Ali Bongo : un anniversaire dans l’indifférence

Qui l’eut cru ? Les 65 ans d’Ali Bongo sont sans doute l’anniversaire le plus silencieux et peut-être même le plus difficile qu’il ait jamais fêté. Diminué par la maladie, esseulé par l’incarcération de son épouse Sylvia et de son fils Noureddine, abandonné par les griots d’hier, l’ex-Chef de l’État gabonais qui vit reclus dans sa somptueuse villa depuis qu’il été renversé le 30 août dernier, mesure certainement le poids de la solitude lorsqu’on est plus aux affaires.
Mais où sont donc passés subitement les associations de soutien et autres mouvements des amis d’Ali Bongo ? Comment ont-ils pu se taire et disparaître sans rien demander, alors qu’il y a encore 5 mois en arrière, ils ne juraient que par lui, arborant “fièrement” tee-shirts et pancartes? Situation pour le moins inédite, pour la première fois, l’avalanche des “joyeux anniversaires” Monsieur le président de la République”, et de tous les messages laudatifs des ministres et autres affidés du régime déchu d’Ali Bongo qui inondaient les pages Facebook et les écrans de télévision publique n’a plus eu lieu cette année.

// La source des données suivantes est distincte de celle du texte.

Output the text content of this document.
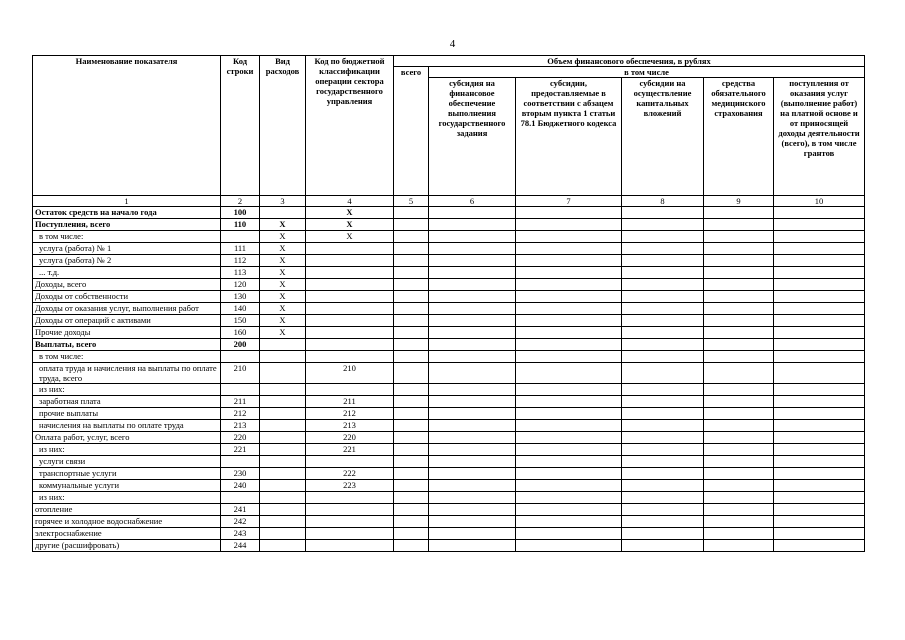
4
Наименование показателя	Код строки	Вид расходов	Код по бюджетной классификации операции сектора государственного управления	Объем финансового обеспечения, в рублях					
				всего	в том числе				
					субсидия на финансовое обеспечение выполнения государственного задания	субсидии, предоставляемые в соответствии с абзацем вторым пункта 1 статьи 78.1 Бюджетного кодекса	субсидии на осуществление капитальных вложений	средства обязательного медицинского страхования	поступления от оказания услуг (выполнение работ) на платной основе и от приносящей доходы деятельности (всего), в том числе грантов
1	2	3	4	5	6	7	8	9	10
Остаток средств на начало года	100		X						
Поступления, всего	110	X	X						
в том числе:		X	X						
услуга (работа) № 1	111	X							
услуга (работа) № 2	112	X							
... т.д.	113	X							
Доходы, всего	120	X							
Доходы от собственности	130	X							
Доходы от оказания услуг, выполнения работ	140	X							
Доходы от операций с активами	150	X							
Прочие доходы	160	X							
Выплаты, всего	200								
в том числе:									
оплата труда и начисления на выплаты по оплате труда, всего	210		210						
из них:									
заработная плата	211		211						
прочие выплаты	212		212						
начисления на выплаты по оплате труда	213		213						
Оплата работ, услуг, всего	220		220						
из них:	221		221						
услуги связи									
транспортные услуги	230		222						
коммунальные услуги	240		223						
из них:									
отопление	241								
горячее и холодное водоснабжение	242								
электроснабжение	243								
другие (расшифровать)	244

Peut-être ont-ils oublié la date du 9 février qu’ils connaissaient pourtant par cœur ? Faut-il la leur rappeler ? Fragilisé par la maladie, devenu tricard depuis sa mise sur la touche par l’armée qui l’a déposé le 30 août 2023, frappé de solitude par l’incarcération de son épouse Sylvia et de son fils Noureddine Bongo, lâché par les amis de circonstance d’hier qui ont pourtant joui toutes ces années de ses privilèges, Ali Bongo Ondimba a mesuré, certainement pour la première fois de sa vie, le degré de solitude d’un homme qui a perdu le pouvoir. Car ils ont été très rares ou alors très discrets, ses partisans (s’il en a encore) qui ont osé encore lui souhaiter, sans se cacher, un joyeux anniversaire à l’occasion de ses 65 le 9 février dernier.
Mais tout cela apparaît bien comme un service minimum, au regard de la déferlante des messages et autres motions de soutien qu’ils affichaient ostensiblement au temps chaud. Ali Bongo ayant perdu le pouvoir, ces derniers ne se contentent désormais que de courtiser le nouveau maître, Brice Clotaire Oligui Nguema pour espérer trouver une place à la mangeoire de la transition.
Désormais, c’est à sa gloire que ceux qui juraient fidélité à son prédécesseur vont danser et jurer la même fidélité. Ils vont tenter de faire la veille et quand viendra le jour de son anniversaire, c’est à lui qu’ils vont reproduire, comme un air de déjà vu, le même “kounabelisme” ambiant pour se faire remarquer, l’objectif étant d’espérer une nomination ou simplement d’être dans les bonnes grâces du CTRI comme nombreux le sont déjà et commencent à reproduire les mêmes réflexes, les mêmes pratiques.
Voilà la leçon que devraient retenir tous les tenants du pouvoir d’aujourd’hui. Car un anniversaire d’Ali Bongo dans l’indifférence et l’oubli, du jamais-vu ces 14 dernières années au Gabon.